‘Sinbad’ jointly charged with murder of fishermen in piracy attack

Premnauth Persaud

Premnauth Persaud, also known as ‘Sinbad,’ who is said to be the ring leader of the April 27 piracy attack off of Suriname, was jointly charged yesterday with the murder of two fishermen.

Persaud, 43, the third accused, was yesterday jointly charged with  Nakool Manohar, also known as “Fyah”, 39, of Lot 1, Number 43 Village, Corentyne,  at the Springlands Magistrate’s Court, with the murders of Tilaknauth Mohabir, also known as “Kai” or “Kaiman,” and Mahesh Sarjoo. The charge read that the two men, between April 27 and May 3, murdered Mohabir and Sarjoo during the course of a robbery in Corentyne waters.

Initially, Manohar, who is being represented by attorney at law, Joel Edmond, was charged with the murder of Mohabir, however, that charge was subsequently withdrawn and the joint charge filed.

Nakool Manohar

Meanwhile, Manohar’s attorney asked that the charges which were initially laid against him in relation to robberies committed on the sea in 2015 and 2016 be discharged.

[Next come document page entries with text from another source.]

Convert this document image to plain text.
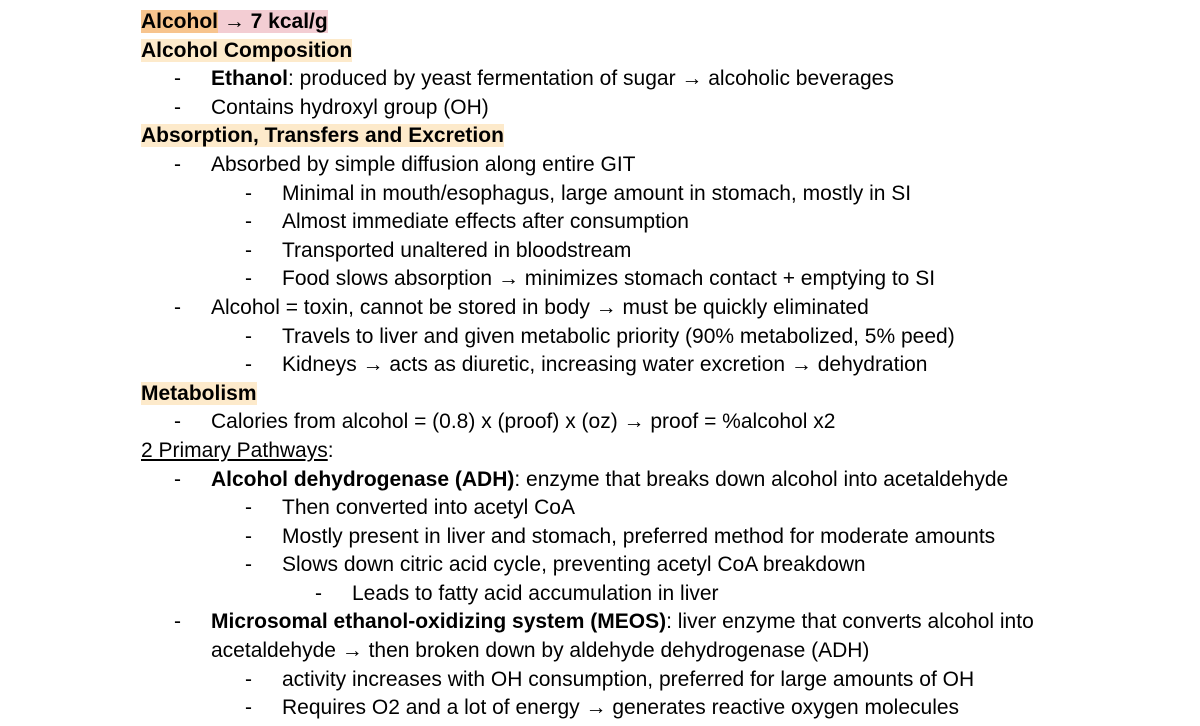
Alcohol → 7 kcal/g
Alcohol Composition
- Ethanol: produced by yeast fermentation of sugar → alcoholic beverages
- Contains hydroxyl group (OH)
Absorption, Transfers and Excretion
- Absorbed by simple diffusion along entire GIT
- Minimal in mouth/esophagus, large amount in stomach, mostly in SI
- Almost immediate effects after consumption
- Transported unaltered in bloodstream
- Food slows absorption → minimizes stomach contact + emptying to SI
- Alcohol = toxin, cannot be stored in body → must be quickly eliminated
- Travels to liver and given metabolic priority (90% metabolized, 5% peed)
- Kidneys → acts as diuretic, increasing water excretion → dehydration
Metabolism
- Calories from alcohol = (0.8) x (proof) x (oz) → proof = %alcohol x2
2 Primary Pathways:
- Alcohol dehydrogenase (ADH): enzyme that breaks down alcohol into acetaldehyde
- Then converted into acetyl CoA
- Mostly present in liver and stomach, preferred method for moderate amounts
- Slows down citric acid cycle, preventing acetyl CoA breakdown
- Leads to fatty acid accumulation in liver
- Microsomal ethanol-oxidizing system (MEOS): liver enzyme that converts alcohol into
acetaldehyde → then broken down by aldehyde dehydrogenase (ADH)
- activity increases with OH consumption, preferred for large amounts of OH
- Requires O2 and a lot of energy → generates reactive oxygen molecules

However, Police Prosecutor, Orin Joseph noted that he has the file for those charges. Joseph also requested two weeks to complete the file for the charge which was instituted jointly. 

Meanwhile, nineteen-year-old Alexander Denheart, who was charged with Mohabir’s murder as well, also appeared at the Springlands Magistrate’s Court yesterday for a report on his charge.

All three men were remanded and will return to court on June 26.

After the attack, three decomposed bodies were discovered in Surinamese waters during various searches. The authorities have ordered DNA testing to properly identify the bodies. However, relatives told Stabroek News that after they had complained that the results of the DNA tests were taking too long to return, the Surinamese authorities facilitated an identification at the mortuary in Paramaribo, Suriname where the bodies were stored. Two of Mohabir’s brothers were able to identify his body from a tattoo of his birth date on his hand and by the clothes in which his body was clad. The identification of Sarjoo, a Surinamese, was made by his sister after she had been contacted by the authorities. The fisherman’s relative said that his body bore a tattoo of a heart which she used to make the identification. Both bodies have since been laid to rest in Suriname.